This game detournes the assumptions of the platform genre that Lab 14
engaged generally and brings them home specifically, to run-and-jumper ground zero with an environment that uncannily echoes the game that broke the genre, Super Mario Bros 1
. There are unimportant distinctions -- for whatever reason, plumber Mario seems to have been replaced by a white bipedal cat-creature, and the enemies are various species of white cloudlike ovals... but like in SMB1
, it is not their devious AI that will be causing the player problems. Instead, it is the very geography of the playfield that trips up the player -- lulling us into a false sense of security with a backdrop that's played before us thousands of times, it savagely wrenches things into a skewed nightmare Mushroom Kingdom more akin to movies of "unplayable" ROM hacks
than to any gameplay from our actual experience. The very laws of physics we have learned and internalized strike against us -- solid ground falls away unexpectedly; pipes fatally launch us into the sky; platforms unhinge and crush us by surprise; the very flagpoles marking the ends of levels duck and weave out of the way or, worse, shoot suppressing cover fire, as jarring and final as the squishing foot in Terry Gilliam
's Monty Python
animation. The star of invincibility is fatal to the touch.

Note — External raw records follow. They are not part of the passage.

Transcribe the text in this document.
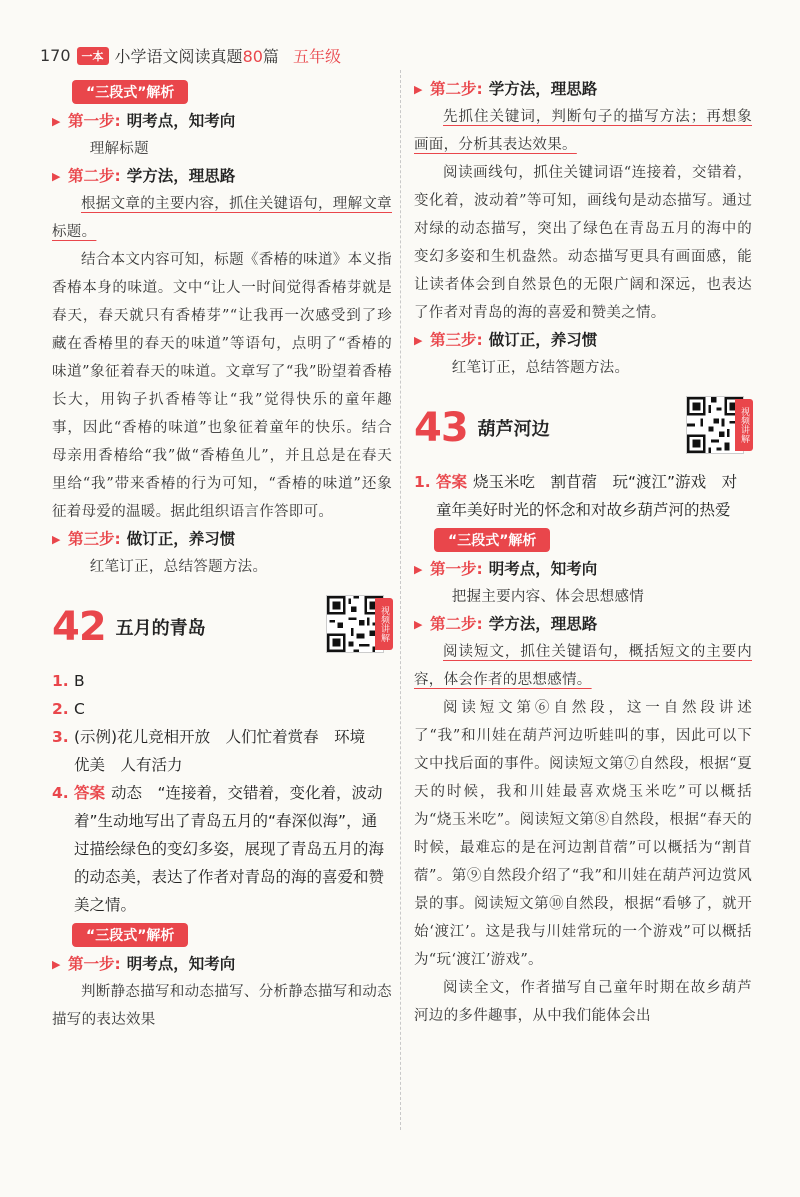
170	一本 小学语文阅读真题80篇 五年级
“三段式”解析
▶ 第一步: 明考点，知考向

理解标题

▶ 第二步: 学方法，理思路

根据文章的主要内容，抓住关键语句，理解文章标题。

结合本文内容可知，标题《香椿的味道》本义指香椿本身的味道。文中“让人一时间觉得香椿芽就是春天，春天就只有香椿芽”“让我再一次感受到了珍藏在香椿里的春天的味道”等语句，点明了“香椿的味道”象征着春天的味道。文章写了“我”盼望着香椿长大，用钩子扒香椿等让“我”觉得快乐的童年趣事，因此“香椿的味道”也象征着童年的快乐。结合母亲用香椿给“我”做“香椿鱼儿”，并且总是在春天里给“我”带来香椿的行为可知，“香椿的味道”还象征着母爱的温暖。据此组织语言作答即可。

▶ 第三步: 做订正，养习惯

红笔订正，总结答题方法。

42 五月的青岛	视频讲解
1. B
2. C
3. (示例)花儿竞相开放　人们忙着赏春　环境
优美　人有活力
4. 答案 动态　“连接着，交错着，变化着，波动
着”生动地写出了青岛五月的“春深似海”，通过描绘绿色的变幻多姿，展现了青岛五月的海的动态美，表达了作者对青岛的海的喜爱和赞美之情。
“三段式”解析
▶ 第一步: 明考点，知考向

判断静态描写和动态描写、分析静态描写和动态描写的表达效果

▶ 第二步: 学方法，理思路

先抓住关键词，判断句子的描写方法；再想象画面，分析其表达效果。

阅读画线句，抓住关键词语“连接着，交错着，变化着，波动着”等可知，画线句是动态描写。通过对绿的动态描写，突出了绿色在青岛五月的海中的变幻多姿和生机盎然。动态描写更具有画面感，能让读者体会到自然景色的无限广阔和深远，也表达了作者对青岛的海的喜爱和赞美之情。

▶ 第三步: 做订正，养习惯

红笔订正，总结答题方法。

43 葫芦河边	视频讲解
1. 答案 烧玉米吃　割苜蓿　玩“渡江”游戏　对
童年美好时光的怀念和对故乡葫芦河的热爱
“三段式”解析
▶ 第一步: 明考点，知考向

把握主要内容、体会思想感情

▶ 第二步: 学方法，理思路

阅读短文，抓住关键语句，概括短文的主要内容，体会作者的思想感情。

阅读短文第⑥自然段，这一自然段讲述了“我”和川娃在葫芦河边听蛙叫的事，因此可以下文中找后面的事件。阅读短文第⑦自然段，根据“夏天的时候，我和川娃最喜欢烧玉米吃”可以概括为“烧玉米吃”。阅读短文第⑧自然段，根据“春天的时候，最难忘的是在河边割苜蓿”可以概括为“割苜蓿”。第⑨自然段介绍了“我”和川娃在葫芦河边赏风景的事。阅读短文第⑩自然段，根据“看够了，就开始‘渡江’。这是我与川娃常玩的一个游戏”可以概括为“玩‘渡江’游戏”。

阅读全文，作者描写自己童年时期在故乡葫芦河边的多件趣事，从中我们能体会出
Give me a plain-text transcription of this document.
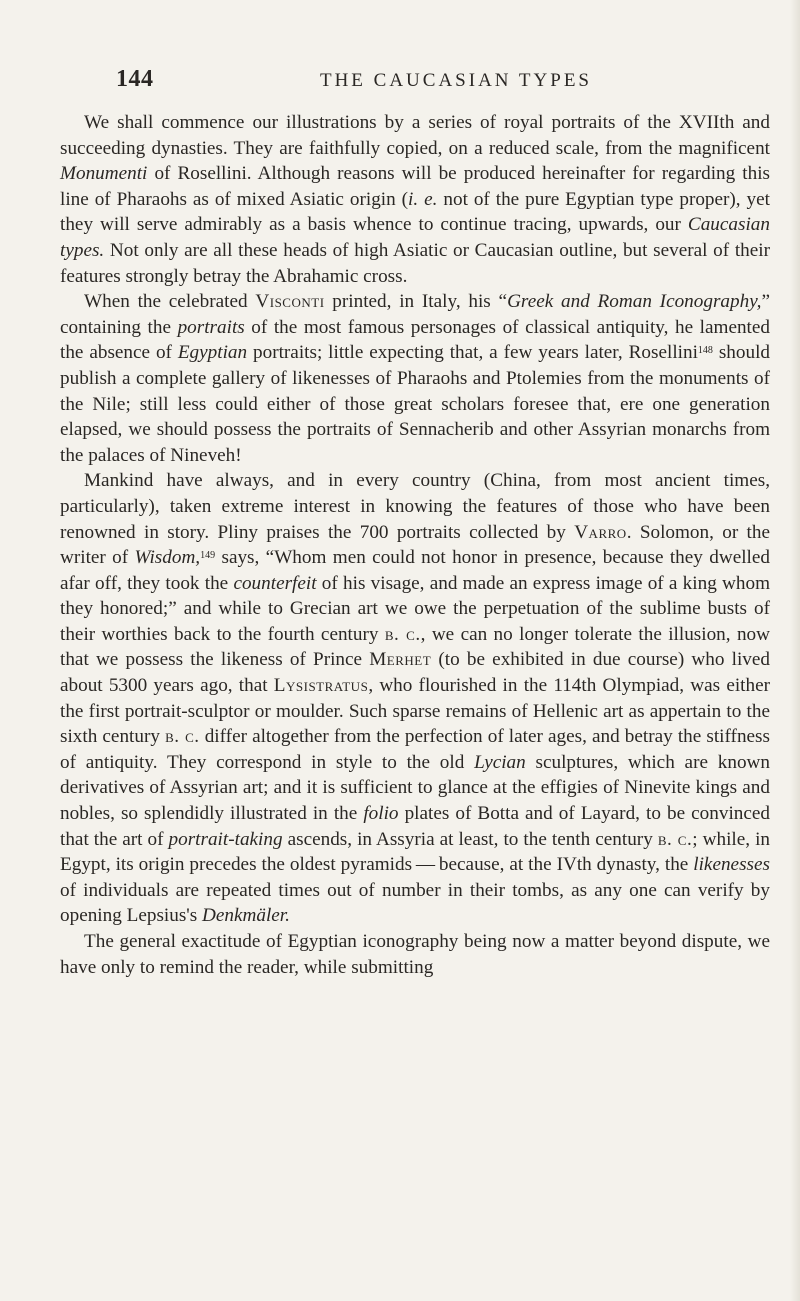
144	THE CAUCASIAN TYPES

We shall commence our illustrations by a series of royal portraits of the XVIIth and succeeding dynasties. They are faithfully copied, on a reduced scale, from the magnificent Monumenti of Rosellini. Although reasons will be produced hereinafter for regarding this line of Pharaohs as of mixed Asiatic origin (i. e. not of the pure Egyptian type proper), yet they will serve admirably as a basis whence to continue tracing, upwards, our Caucasian types. Not only are all these heads of high Asiatic or Caucasian outline, but several of their features strongly betray the Abrahamic cross.

When the celebrated Visconti printed, in Italy, his “Greek and Roman Iconography,” containing the portraits of the most famous personages of classical antiquity, he lamented the absence of Egyptian portraits; little expecting that, a few years later, Rosellini$^{148}$ should publish a complete gallery of likenesses of Pharaohs and Ptolemies from the monuments of the Nile; still less could either of those great scholars foresee that, ere one generation elapsed, we should possess the portraits of Sennacherib and other Assyrian monarchs from the palaces of Nineveh!

Mankind have always, and in every country (China, from most ancient times, particularly), taken extreme interest in knowing the features of those who have been renowned in story. Pliny praises the 700 portraits collected by Varro. Solomon, or the writer of Wisdom,$^{149}$ says, “Whom men could not honor in presence, because they dwelled afar off, they took the counterfeit of his visage, and made an express image of a king whom they honored;” and while to Grecian art we owe the perpetuation of the sublime busts of their worthies back to the fourth century b. c., we can no longer tolerate the illusion, now that we possess the likeness of Prince Merhet (to be exhibited in due course) who lived about 5300 years ago, that Lysistratus, who flourished in the 114th Olympiad, was either the first portrait-sculptor or moulder. Such sparse remains of Hellenic art as appertain to the sixth century b. c. differ altogether from the perfection of later ages, and betray the stiffness of antiquity. They correspond in style to the old Lycian sculptures, which are known derivatives of Assyrian art; and it is sufficient to glance at the effigies of Ninevite kings and nobles, so splendidly illustrated in the folio plates of Botta and of Layard, to be convinced that the art of portrait-taking ascends, in Assyria at least, to the tenth century b. c.; while, in Egypt, its origin precedes the oldest pyramids — because, at the IVth dynasty, the likenesses of individuals are repeated times out of number in their tombs, as any one can verify by opening Lepsius's Denkmäler.

The general exactitude of Egyptian iconography being now a matter beyond dispute, we have only to remind the reader, while submitting
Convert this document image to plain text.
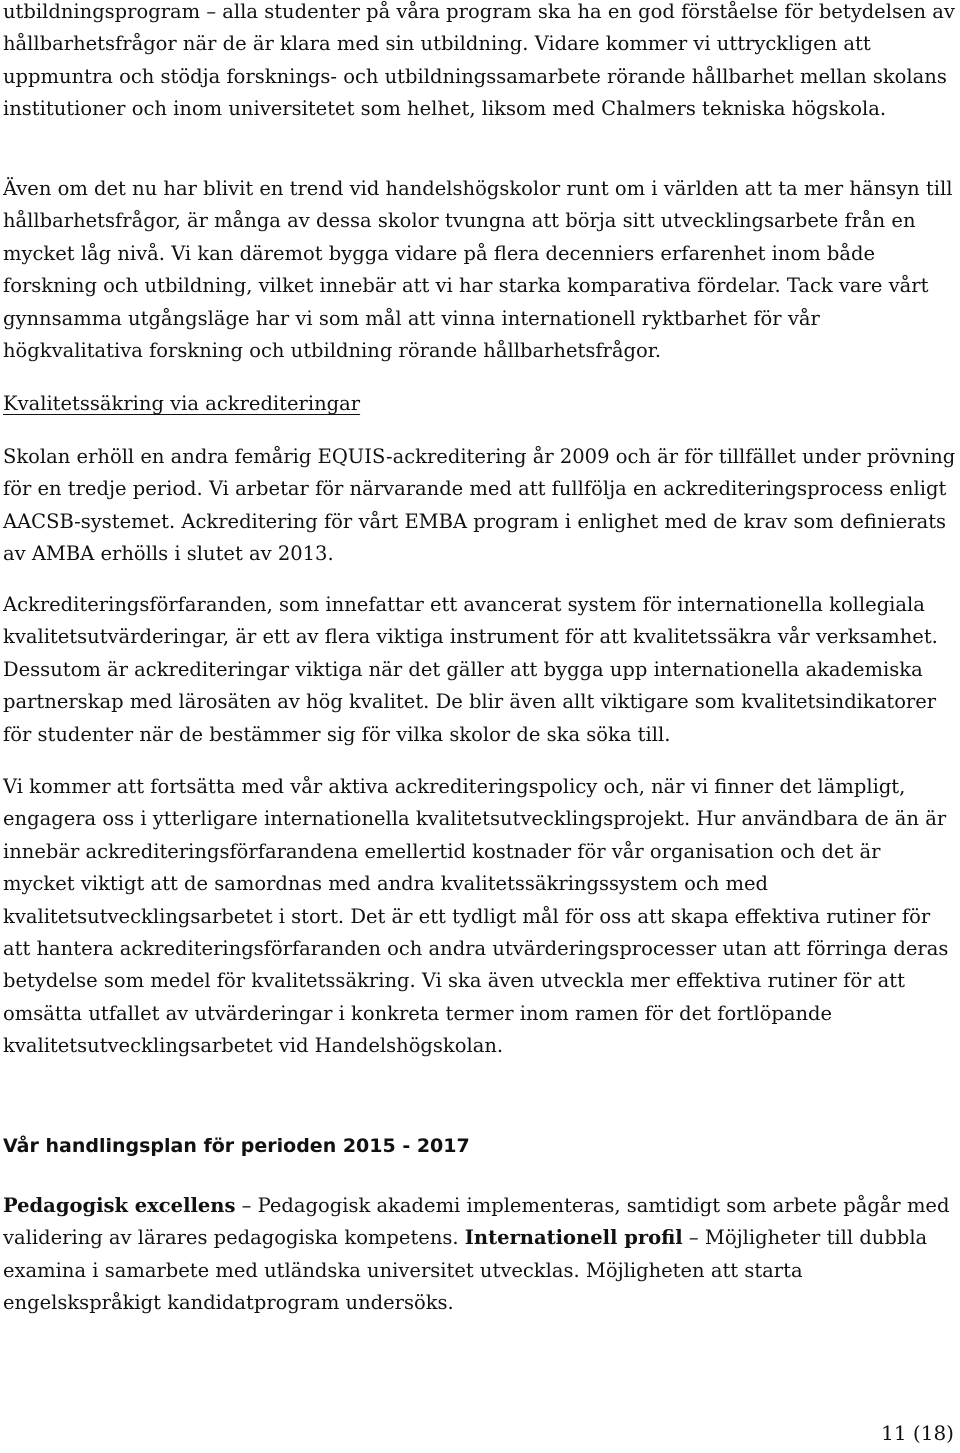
utbildningsprogram – alla studenter på våra program ska ha en god förståelse för betydelsen av hållbarhetsfrågor när de är klara med sin utbildning. Vidare kommer vi uttryckligen att uppmuntra och stödja forsknings- och utbildningssamarbete rörande hållbarhet mellan skolans institutioner och inom universitetet som helhet, liksom med Chalmers tekniska högskola.

Även om det nu har blivit en trend vid handelshögskolor runt om i världen att ta mer hänsyn till hållbarhetsfrågor, är många av dessa skolor tvungna att börja sitt utvecklingsarbete från en mycket låg nivå. Vi kan däremot bygga vidare på flera decenniers erfarenhet inom både forskning och utbildning, vilket innebär att vi har starka komparativa fördelar. Tack vare vårt gynnsamma utgångsläge har vi som mål att vinna internationell ryktbarhet för vår högkvalitativa forskning och utbildning rörande hållbarhetsfrågor.

Kvalitetssäkring via ackrediteringar

Skolan erhöll en andra femårig EQUIS-ackreditering år 2009 och är för tillfället under prövning för en tredje period. Vi arbetar för närvarande med att fullfölja en ackrediteringsprocess enligt AACSB-systemet. Ackreditering för vårt EMBA program i enlighet med de krav som definierats av AMBA erhölls i slutet av 2013.

Ackrediteringsförfaranden, som innefattar ett avancerat system för internationella kollegiala kvalitetsutvärderingar, är ett av flera viktiga instrument för att kvalitetssäkra vår verksamhet. Dessutom är ackrediteringar viktiga när det gäller att bygga upp internationella akademiska partnerskap med lärosäten av hög kvalitet. De blir även allt viktigare som kvalitetsindikatorer för studenter när de bestämmer sig för vilka skolor de ska söka till.

Vi kommer att fortsätta med vår aktiva ackrediteringspolicy och, när vi finner det lämpligt, engagera oss i ytterligare internationella kvalitetsutvecklingsprojekt. Hur användbara de än är innebär ackrediteringsförfarandena emellertid kostnader för vår organisation och det är mycket viktigt att de samordnas med andra kvalitetssäkringssystem och med kvalitetsutvecklingsarbetet i stort. Det är ett tydligt mål för oss att skapa effektiva rutiner för att hantera ackrediteringsförfaranden och andra utvärderingsprocesser utan att förringa deras betydelse som medel för kvalitetssäkring. Vi ska även utveckla mer effektiva rutiner för att omsätta utfallet av utvärderingar i konkreta termer inom ramen för det fortlöpande kvalitetsutvecklingsarbetet vid Handelshögskolan.

Vår handlingsplan för perioden 2015 - 2017

Pedagogisk excellens – Pedagogisk akademi implementeras, samtidigt som arbete pågår med validering av lärares pedagogiska kompetens. Internationell profil – Möjligheter till dubbla examina i samarbete med utländska universitet utvecklas. Möjligheten att starta engelskspråkigt kandidatprogram undersöks.

11 (18)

The only way to feel out where the environment will betray the player is to be let down by its apparent safety, over and over again.
There are four levels, modeled with sadistic fidelity after the four areas of SMB
world 1, periodically studded with necessary half-time savepoints. Despite its intentional brutality, however, the game can be finished, and for those who found the too-tough-to-be-released-in-the-West Super Mario Bros.: The Lost Levels
a cakewalk, this might satisfy their hunger for senseless failure.